From Eigenvector Research Documentation Wiki
Revision as of 09:02, 29 October 2009 by imported>Jeremy
Jump to navigation Jump to search

Purpose

Box plot showing various statistical properties of a data matrix.

Synopsis

boxplot(x,cls);
boxplot(ax,x,cls);
boxplot(ax,x,cls, ...);
boxplot(...,param1,val1,param2,val2,...);
boxplot(...,options);

Description

Generates a "box plot" which includes a box indicating the inner 50th percentile of the data, whiskers showing data range, and mean and median shown as points. Each column of the supplied data matrix, x, is plotted as a separate box/whisker set.

boxplot

The following features are included for each column:

  • top and bottom of the box are the 25th and 75th percentiles Q(0.25) and Q(0.75) with IQR = Q(0.75)-Q(0.25). ['Tag'='Box']
  • dot inside the box is the mean ['Tag' = 'Mean'].
  • horizontal line inside the box is the median ['Tag' = 'Median'].
  • The whiskers extend to the most extreme data points not considered outliers i.e.:
    • Sh = the highest point < Q(0.75)+qrtlim*IQR ['Tag' = 'Upper Adjacent Value'] and
    • Sl = the lowest point > Q(0.25)-qrtlim*IQR ['Tag' = 'Lower Adjacent Value']].

Outliers are determined and plotted using the following rules:

  • values > Q(0.75)+qrtlim*IQR and <= Q(0.75)+qrtlimx*IQR are plotted with an open circle ['Tag' = 'Outliers'].
  • values > Q(0.75)+qrtlimx*IQR are plotted with a closed circle ['Tag' = 'OutliersX'].
  • values <= Q(0.25)-qrtlim*IQR and > Q(0.25)-qrtlimx*IQR are plotted with an open circle['Tag' = 'Outliers'].
  • values <= Q(0.25)-qrtlimx*IQR are plotted with a closed circle ['Tag' = 'OutliersX'].
  • The default is qrtlim = 1.5 and qrtlimx = 3 (see options below).

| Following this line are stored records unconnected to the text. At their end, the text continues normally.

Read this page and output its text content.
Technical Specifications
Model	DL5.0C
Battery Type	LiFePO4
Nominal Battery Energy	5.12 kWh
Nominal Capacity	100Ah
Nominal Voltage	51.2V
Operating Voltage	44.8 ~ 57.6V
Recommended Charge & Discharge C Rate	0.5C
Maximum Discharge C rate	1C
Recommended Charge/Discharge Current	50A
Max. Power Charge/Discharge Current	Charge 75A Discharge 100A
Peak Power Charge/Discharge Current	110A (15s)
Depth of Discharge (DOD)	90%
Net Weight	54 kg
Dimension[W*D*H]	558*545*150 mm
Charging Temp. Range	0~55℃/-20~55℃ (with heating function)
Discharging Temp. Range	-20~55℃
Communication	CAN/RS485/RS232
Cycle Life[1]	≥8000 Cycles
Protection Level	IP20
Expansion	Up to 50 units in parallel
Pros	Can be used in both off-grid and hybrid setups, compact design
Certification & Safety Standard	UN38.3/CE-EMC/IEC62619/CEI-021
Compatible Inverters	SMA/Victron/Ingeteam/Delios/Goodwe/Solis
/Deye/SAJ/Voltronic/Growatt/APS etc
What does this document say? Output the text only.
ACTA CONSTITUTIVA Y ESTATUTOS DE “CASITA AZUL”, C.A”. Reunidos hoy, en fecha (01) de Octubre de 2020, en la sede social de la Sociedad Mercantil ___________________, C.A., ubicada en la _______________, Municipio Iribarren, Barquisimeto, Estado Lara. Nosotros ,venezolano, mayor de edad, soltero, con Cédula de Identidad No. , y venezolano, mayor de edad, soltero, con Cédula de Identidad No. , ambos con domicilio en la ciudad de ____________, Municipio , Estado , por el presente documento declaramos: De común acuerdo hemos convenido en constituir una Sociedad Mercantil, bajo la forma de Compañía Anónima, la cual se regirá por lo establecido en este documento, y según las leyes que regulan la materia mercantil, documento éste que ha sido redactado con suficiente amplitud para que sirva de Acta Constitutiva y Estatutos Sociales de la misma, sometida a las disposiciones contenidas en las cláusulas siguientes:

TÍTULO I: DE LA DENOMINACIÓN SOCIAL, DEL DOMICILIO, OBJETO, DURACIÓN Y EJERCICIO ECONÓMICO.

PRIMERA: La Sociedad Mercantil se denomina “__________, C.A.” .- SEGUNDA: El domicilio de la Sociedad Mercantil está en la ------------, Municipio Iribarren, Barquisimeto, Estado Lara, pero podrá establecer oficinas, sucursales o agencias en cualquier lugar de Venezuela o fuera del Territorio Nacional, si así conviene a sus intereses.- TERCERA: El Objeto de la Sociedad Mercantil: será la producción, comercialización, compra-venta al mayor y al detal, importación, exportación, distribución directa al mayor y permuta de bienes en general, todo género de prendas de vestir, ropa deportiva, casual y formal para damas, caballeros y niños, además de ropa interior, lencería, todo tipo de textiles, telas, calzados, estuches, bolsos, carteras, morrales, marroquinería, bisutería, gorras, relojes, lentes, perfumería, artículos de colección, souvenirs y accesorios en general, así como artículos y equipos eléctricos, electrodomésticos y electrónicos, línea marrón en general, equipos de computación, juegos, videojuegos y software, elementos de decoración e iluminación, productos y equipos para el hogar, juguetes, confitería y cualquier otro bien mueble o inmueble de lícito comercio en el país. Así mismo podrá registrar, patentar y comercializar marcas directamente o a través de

For ease of handle graphics manipulation, the axes children have been given tag names as defined in the [ ] above.

Inputs

  • x = MxN matrix of class 'double' or 'dataset'
For boxplot(x), N boxes corresponding to columns are plotted.

Optional Inputs

  • cls = flag / indicator variable governing how the data are grouped or classed. cls can be numeric, cell or character array. If numeric or cell, cls must have as many elements as (x) OR contain N elements. If a character array, it must have as many rows as (x) has elements OR contain N rows. cls and (options) are not input together. For boxplot(x,cls), length(unique(cls)) boxes are plotted. If cls has N elements, N boxes corresponding to columns are plotted. If cls has as many elements as (x), then length(unique(cls)) boxes are plotted.
  • ax = target axes handle to plot to. For boxplot(ax,x,cls), the plot will be a child of (ax).

Outputs

  • s = 6xN matrix of results. The rows of s correspond to [Sl; Q(0.25); Q(0.5); Q(0.75); Sh; mean].

Options

options = a structure array with the following fields:

For boxplot(...,param1,val1,param2,val2,...), the parameter names and values must correspond to the options fields and values given below.
  • useclass: [{'yes'} | 'no'], when (x) is a DataSet object:
options.useclass = 'yes' will use x.label{2} as the tick label when length(unique(cls))==N, otherwise if N==1 then x.classid{1} will be used.
  • prctlo: [0.25] low percentile {default = 0.25 for 25th percentile}
  • prcthi: [0.75] high percentile {default = 0.75 for 75th percentile}
  • qrtlim: [1.5] limit for defining outliers
  • qrtlimx: [3] limit for defining extreme outliers
  • boxwidth: [0.45] box width

See Also

hline, plotgui